The model calculates the distribution of atmospheric temperatures necessary to achieve a global radiative equilibrium for the Earth system, that is, an exact balance between the incoming solar radiation flux at the top of the atmosphere (FS/4), the outgoing solar radiation flux reflected by the Earth system (FSA/4), and the terrestrial radiation flux emitted by the Earth system (FS(1-A)/4). This equilibrium is necessary for a stable climate; as we will see below, even a small deviation would cause a large temperature perturbation. The model used for the calculation may be as simple as a 1-dimensional (vertical) formulation of radiative equilibrium, or as complicated as a GCM; the choice of model is not too important as long as the calculated temperature profiles are reasonably realistic.


This quote indicates that even the GCMs are based on the same assumptions as shown in the two-dimensional models.
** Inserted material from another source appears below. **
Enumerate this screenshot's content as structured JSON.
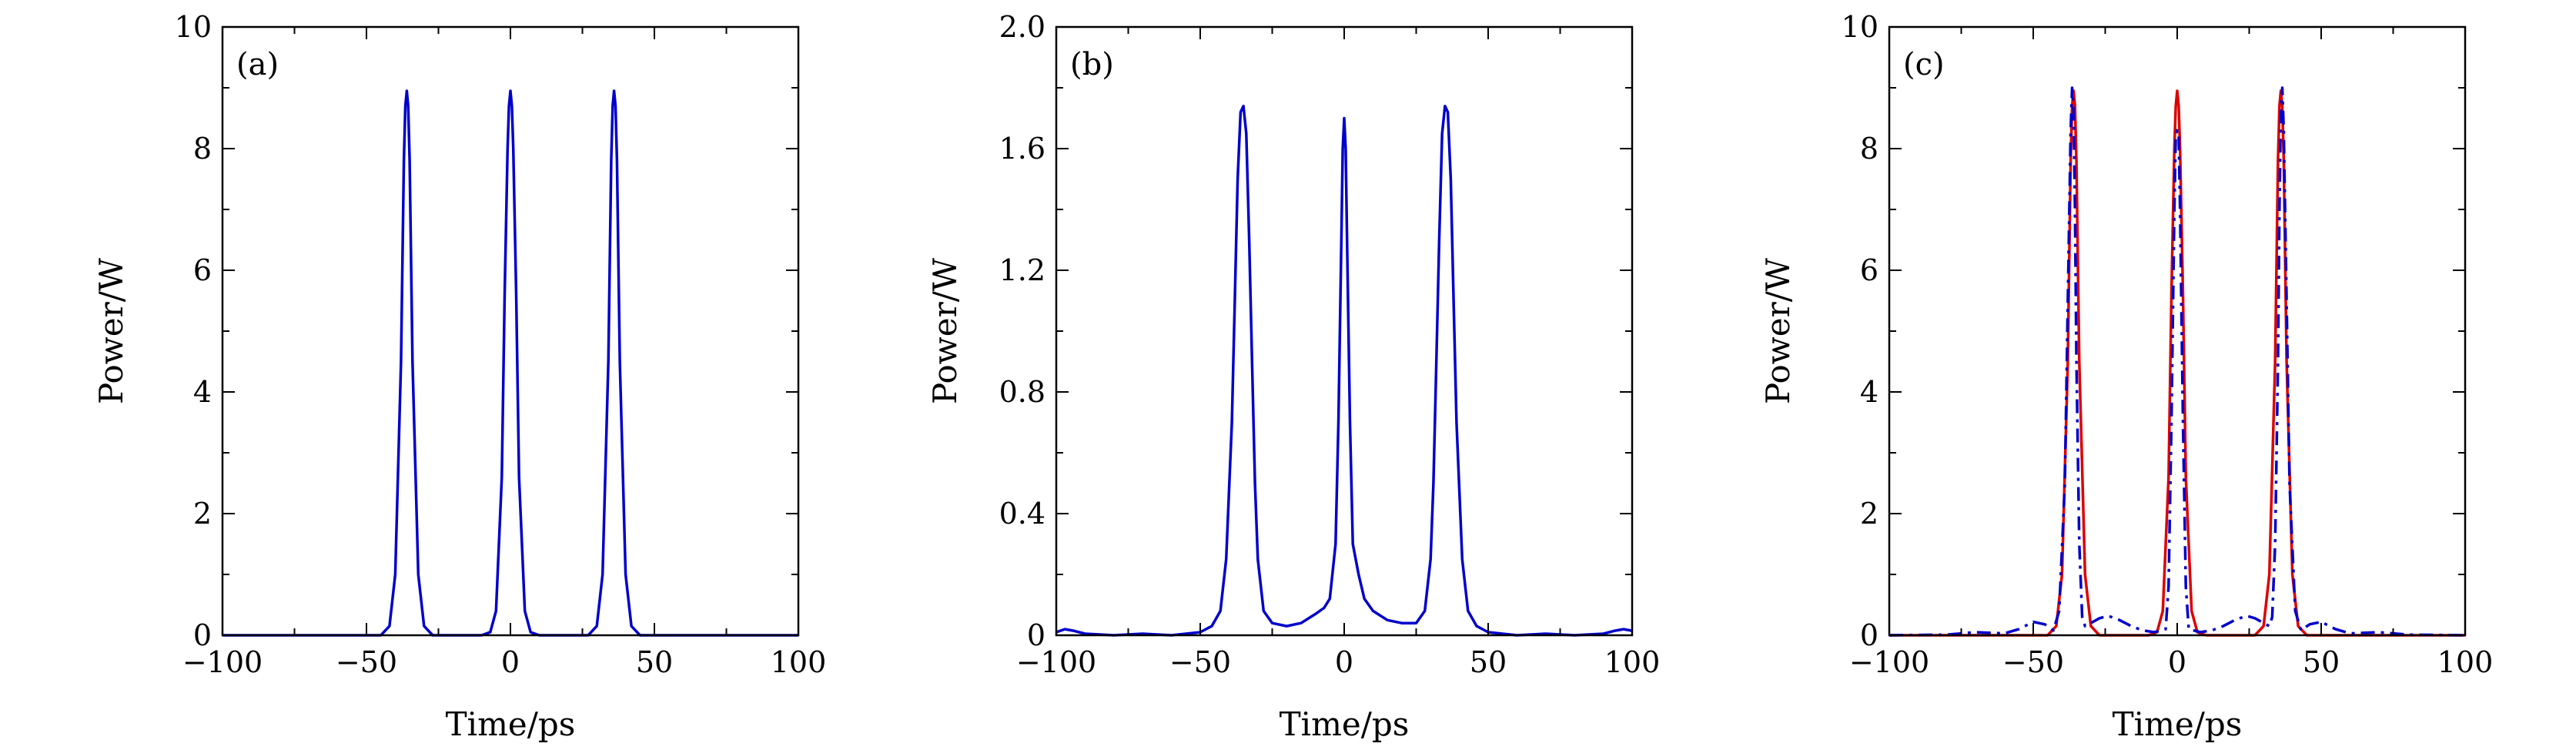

This admission is the key to unravelling the convoluted rhetoric that undergirds the AGW hypothesis. The assumption that all the energy received by the earth's surface must be removed by way of radiation from the surface, as though the earth's surface and the atmosphere are not a coupled system, and then treating the atmosphere as though it had the properties of still air, lead to the confusion that allows the hypothesis to gain credibility in the minds of most people who lack the scientific ability to critique this ensemble of words, data, graphs and formulae and see where it lacks logic or fails to agree with observations.